The focus of lawsuits in North Carolina has been changes to the rules for mail-in absentee ballots. Last week, the U.S. Supreme Court denied a Republican effort to block changes that allowed the acceptance of any ballot postmarked by Nov. 3. That means North Carolina’s State Board of Election will accept ballots mailed on time, even if they are received up to Nov. 12.
A close race could lead to renewed challenges of the rule change, which the board made in late September citing the coronavirus. North Carolina Senate Leader Phil Berger, a Republican, filed one of the Supreme Court appeals. A spokesperson for Berger told ABC News the potential for litigation is not unusual with any election but there is a heightened probability this year because courts were still debating the deadlines even after voting had already begun.

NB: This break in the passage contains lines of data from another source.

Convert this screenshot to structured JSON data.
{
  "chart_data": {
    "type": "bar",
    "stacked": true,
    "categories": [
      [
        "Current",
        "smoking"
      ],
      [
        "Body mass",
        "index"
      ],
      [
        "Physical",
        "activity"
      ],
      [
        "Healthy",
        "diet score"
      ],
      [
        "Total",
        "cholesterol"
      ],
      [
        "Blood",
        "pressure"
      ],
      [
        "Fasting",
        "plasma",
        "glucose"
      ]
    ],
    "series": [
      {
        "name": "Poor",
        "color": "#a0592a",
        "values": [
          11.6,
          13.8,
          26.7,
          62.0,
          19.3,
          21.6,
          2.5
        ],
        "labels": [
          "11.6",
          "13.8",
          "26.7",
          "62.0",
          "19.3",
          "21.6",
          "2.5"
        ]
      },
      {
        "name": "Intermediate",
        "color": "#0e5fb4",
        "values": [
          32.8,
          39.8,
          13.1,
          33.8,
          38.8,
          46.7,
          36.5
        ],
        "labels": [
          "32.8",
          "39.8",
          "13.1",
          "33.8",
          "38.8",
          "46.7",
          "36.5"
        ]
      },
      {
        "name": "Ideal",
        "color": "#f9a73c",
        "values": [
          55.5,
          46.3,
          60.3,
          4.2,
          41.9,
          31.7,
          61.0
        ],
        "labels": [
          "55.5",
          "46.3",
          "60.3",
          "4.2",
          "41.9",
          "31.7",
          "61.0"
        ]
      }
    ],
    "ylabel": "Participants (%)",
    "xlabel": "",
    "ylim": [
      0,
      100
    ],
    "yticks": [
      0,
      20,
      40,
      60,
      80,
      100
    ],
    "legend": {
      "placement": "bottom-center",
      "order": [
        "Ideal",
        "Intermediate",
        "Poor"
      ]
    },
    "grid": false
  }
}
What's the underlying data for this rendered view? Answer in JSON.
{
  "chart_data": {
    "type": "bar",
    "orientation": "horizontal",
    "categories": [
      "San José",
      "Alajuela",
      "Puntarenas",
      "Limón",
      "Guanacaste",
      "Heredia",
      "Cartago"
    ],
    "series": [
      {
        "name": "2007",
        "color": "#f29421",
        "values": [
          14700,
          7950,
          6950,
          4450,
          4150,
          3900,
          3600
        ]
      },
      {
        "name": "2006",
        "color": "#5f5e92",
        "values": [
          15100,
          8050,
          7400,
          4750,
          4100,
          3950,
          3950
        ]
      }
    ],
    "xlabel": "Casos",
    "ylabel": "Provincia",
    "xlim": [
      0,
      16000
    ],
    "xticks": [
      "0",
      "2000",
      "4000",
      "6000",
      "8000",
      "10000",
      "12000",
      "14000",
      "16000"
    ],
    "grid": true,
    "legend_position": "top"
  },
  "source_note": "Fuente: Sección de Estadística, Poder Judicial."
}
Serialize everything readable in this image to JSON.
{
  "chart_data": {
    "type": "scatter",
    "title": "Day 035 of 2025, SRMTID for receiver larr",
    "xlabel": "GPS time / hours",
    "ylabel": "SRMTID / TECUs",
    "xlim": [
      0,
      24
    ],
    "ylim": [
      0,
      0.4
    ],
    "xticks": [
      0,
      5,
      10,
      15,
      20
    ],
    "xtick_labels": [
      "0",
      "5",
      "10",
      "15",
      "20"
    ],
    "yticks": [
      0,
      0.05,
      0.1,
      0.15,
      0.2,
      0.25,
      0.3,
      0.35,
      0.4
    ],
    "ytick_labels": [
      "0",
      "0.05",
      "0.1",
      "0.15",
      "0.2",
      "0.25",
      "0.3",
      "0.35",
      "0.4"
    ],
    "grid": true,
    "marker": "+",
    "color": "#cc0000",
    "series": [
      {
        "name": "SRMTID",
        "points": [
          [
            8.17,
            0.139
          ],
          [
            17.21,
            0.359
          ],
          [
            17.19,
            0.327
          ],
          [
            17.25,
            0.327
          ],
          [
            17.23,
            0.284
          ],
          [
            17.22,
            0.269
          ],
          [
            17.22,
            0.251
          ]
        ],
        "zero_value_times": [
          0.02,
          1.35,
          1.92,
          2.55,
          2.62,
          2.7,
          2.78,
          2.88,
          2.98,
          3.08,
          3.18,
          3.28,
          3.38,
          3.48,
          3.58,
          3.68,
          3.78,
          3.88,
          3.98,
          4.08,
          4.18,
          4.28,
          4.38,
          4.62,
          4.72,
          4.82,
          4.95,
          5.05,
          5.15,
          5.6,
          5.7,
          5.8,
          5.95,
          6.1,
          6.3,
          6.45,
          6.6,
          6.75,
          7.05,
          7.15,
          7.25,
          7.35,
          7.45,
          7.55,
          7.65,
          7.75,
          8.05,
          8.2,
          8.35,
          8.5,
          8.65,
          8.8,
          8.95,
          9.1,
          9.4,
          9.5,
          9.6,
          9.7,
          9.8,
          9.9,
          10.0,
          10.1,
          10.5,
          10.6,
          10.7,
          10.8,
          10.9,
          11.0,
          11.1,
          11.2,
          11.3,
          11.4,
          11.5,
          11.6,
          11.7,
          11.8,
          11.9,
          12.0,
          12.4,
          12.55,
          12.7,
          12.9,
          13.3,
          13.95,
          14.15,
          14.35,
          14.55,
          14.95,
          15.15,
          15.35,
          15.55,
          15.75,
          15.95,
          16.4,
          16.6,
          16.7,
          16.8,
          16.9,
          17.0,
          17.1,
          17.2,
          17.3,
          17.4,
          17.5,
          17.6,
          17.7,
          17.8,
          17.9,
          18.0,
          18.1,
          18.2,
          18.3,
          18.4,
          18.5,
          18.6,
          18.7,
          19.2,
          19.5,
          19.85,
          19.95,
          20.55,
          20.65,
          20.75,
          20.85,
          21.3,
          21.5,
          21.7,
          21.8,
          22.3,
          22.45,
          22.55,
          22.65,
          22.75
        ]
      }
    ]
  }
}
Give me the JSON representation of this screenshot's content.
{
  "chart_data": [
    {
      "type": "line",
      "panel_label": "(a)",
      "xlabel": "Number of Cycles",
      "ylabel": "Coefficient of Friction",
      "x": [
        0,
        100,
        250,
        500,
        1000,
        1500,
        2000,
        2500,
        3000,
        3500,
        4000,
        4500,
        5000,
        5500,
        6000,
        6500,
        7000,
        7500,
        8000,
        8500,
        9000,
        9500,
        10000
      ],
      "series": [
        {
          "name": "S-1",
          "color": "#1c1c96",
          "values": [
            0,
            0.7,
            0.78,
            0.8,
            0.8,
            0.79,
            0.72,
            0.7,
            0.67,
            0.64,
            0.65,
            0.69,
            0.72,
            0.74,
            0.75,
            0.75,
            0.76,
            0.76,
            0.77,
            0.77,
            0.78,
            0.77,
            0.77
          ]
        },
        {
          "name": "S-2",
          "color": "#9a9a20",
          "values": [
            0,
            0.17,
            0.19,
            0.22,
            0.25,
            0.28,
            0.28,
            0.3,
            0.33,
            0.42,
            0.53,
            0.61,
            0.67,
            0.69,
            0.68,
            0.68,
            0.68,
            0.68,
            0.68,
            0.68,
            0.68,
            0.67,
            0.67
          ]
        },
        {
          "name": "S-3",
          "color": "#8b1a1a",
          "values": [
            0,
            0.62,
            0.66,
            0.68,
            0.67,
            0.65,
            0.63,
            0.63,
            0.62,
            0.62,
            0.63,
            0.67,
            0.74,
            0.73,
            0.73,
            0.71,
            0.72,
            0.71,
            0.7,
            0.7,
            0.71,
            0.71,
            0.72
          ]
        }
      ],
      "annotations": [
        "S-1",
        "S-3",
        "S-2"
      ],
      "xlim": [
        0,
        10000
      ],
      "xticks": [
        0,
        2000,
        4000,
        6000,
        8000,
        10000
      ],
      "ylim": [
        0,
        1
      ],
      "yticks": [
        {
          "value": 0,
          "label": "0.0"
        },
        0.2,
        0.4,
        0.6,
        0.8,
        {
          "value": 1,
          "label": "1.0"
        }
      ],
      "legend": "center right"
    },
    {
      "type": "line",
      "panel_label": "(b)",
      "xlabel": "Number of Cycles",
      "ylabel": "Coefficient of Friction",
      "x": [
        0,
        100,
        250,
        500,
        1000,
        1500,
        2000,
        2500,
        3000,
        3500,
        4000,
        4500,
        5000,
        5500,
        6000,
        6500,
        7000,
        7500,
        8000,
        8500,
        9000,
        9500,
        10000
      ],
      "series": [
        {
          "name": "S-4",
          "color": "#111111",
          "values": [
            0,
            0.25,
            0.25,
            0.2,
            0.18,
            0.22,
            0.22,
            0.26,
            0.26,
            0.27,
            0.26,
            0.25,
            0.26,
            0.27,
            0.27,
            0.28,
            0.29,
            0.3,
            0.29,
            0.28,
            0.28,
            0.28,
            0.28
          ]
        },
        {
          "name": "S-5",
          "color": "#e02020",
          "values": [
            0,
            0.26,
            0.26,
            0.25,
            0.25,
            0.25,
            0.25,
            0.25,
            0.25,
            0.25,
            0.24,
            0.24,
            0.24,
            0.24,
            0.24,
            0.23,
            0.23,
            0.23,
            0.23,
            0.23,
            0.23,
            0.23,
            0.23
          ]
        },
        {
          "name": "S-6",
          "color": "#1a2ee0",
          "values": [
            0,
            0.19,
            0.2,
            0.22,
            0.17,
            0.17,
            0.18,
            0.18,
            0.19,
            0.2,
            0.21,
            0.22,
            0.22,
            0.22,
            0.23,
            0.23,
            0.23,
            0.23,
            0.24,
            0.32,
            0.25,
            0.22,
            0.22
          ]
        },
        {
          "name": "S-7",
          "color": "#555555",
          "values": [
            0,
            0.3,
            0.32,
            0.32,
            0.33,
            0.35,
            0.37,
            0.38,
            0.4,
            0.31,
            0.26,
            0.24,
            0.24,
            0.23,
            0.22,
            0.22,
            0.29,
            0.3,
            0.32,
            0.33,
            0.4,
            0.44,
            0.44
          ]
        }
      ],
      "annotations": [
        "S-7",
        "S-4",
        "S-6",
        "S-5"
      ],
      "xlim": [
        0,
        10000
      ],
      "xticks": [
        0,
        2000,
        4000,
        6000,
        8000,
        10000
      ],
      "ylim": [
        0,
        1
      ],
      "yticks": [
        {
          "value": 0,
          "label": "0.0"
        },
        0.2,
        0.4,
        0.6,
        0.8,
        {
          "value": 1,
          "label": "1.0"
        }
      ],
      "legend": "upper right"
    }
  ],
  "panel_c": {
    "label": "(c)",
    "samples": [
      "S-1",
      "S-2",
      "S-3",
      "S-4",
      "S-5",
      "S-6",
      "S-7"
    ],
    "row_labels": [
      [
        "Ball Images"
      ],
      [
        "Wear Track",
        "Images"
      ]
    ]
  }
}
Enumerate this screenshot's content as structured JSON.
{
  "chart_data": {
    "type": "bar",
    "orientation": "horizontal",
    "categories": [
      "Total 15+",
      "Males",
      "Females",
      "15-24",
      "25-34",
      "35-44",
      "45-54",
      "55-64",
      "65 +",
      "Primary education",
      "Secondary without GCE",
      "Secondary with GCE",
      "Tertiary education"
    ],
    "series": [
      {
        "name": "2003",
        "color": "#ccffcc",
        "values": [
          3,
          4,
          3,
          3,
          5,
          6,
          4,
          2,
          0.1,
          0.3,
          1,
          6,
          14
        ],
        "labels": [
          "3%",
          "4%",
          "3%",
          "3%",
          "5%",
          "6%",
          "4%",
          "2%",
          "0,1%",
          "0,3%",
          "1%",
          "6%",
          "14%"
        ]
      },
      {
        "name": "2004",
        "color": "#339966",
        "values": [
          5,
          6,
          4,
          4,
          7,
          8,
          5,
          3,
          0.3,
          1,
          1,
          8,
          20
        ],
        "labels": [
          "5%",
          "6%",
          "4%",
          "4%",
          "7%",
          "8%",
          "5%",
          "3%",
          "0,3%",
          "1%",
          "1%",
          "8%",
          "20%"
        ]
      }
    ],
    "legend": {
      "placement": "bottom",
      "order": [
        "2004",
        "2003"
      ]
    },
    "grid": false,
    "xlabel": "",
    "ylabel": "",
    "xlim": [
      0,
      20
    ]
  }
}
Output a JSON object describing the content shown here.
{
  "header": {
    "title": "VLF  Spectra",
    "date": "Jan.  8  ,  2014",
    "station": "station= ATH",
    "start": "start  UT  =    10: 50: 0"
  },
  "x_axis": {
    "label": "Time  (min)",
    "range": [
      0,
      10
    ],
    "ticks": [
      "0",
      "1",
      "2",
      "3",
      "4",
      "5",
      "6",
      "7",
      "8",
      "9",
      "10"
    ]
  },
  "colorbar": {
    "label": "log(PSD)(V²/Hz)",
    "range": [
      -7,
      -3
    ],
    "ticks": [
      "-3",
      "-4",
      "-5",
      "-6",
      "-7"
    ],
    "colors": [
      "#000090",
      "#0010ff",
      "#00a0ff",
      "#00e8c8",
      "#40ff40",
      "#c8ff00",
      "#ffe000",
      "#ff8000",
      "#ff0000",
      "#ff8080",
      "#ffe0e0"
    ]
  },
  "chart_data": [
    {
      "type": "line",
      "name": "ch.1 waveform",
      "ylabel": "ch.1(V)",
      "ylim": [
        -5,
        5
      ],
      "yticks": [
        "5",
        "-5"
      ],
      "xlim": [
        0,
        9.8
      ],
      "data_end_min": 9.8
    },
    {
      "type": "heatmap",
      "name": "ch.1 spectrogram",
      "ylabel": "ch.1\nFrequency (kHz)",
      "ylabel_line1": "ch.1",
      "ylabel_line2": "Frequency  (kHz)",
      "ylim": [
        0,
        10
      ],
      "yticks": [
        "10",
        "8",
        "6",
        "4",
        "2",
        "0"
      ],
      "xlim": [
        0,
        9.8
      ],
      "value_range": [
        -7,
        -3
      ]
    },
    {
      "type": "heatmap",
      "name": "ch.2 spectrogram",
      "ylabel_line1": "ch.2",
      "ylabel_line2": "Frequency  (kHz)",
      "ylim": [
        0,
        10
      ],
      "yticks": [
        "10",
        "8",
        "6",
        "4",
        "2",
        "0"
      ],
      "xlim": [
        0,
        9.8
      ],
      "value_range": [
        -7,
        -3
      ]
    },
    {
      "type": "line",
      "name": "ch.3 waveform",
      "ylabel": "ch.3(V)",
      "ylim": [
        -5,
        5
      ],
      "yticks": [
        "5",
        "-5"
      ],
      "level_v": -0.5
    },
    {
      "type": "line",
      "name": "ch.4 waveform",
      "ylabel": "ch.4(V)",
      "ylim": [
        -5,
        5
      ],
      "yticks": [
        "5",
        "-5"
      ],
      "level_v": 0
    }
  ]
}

“The [state election] board’s actions we think are unfortunate because it just increases the possibility of litigation. There’s a lot more uncertainty because those rule changes that happened after balloting already began,” said Pat Ryan, Sen. Berger’s deputy chief of staff. “I think everybody hopes that the results are such that there is no need for litigation because the results are so clear.”
In Texas on Monday, a federal judge rejected a Republican effort to invalidate roughly 127,000 drive-thru votes cast in Harris County, Texas, saying he believes the plaintiffs who brought the case did not have standing to sue.
But Judge Andrew Hanen, an appointee of President George W. Bush, ordered Harris County to maintain records regarding all of its drive-thru votes in the event the case was appealed successfully. Hanen added that if the Fifth Circuit reversed his ruling and said that plaintiffs did have standing to sue and the matter was sent back to him, he still would not invalidate the votes already cast at drive-thru sites.
The case is one of several in Texas that has raised the ire of Democrats, who argued that the accommodations made for voters had been approved by local officials and that individuals should not see their ballots thrown out. Texas Democratic Party Chair Gilberto Hinojosa said following the ruling that he thought the Trump campaign was abusing the legal system to suppress legitimate support for his opponent.
“Texans who lawfully voted at drive-thru locations should have never had to fear that their votes wouldn’t be counted and their voices wouldn’t be heard,” Hinojosa said. “This lawsuit was shameful and it should have never seen the light of day.”
Georgia Secretary of State Brad Raffensperger said Monday that state officials are expecting legal challenges following the election.
“We anticipate that in any situation where we have a close election like this in what is now viewed as a swing state, there’s going to be challenges,” Raffensperger. “There’ll be challenges from Republicans. There’ll be challenges from Democrats, and we expect them all to be going into court more than likely.”
Raffensperger said he had no way to know what specific concern issue might lead to a court challenge, but said it was safe to “anticipate that there will likely be some kind of lawsuit some kind of challenge, somewhere.”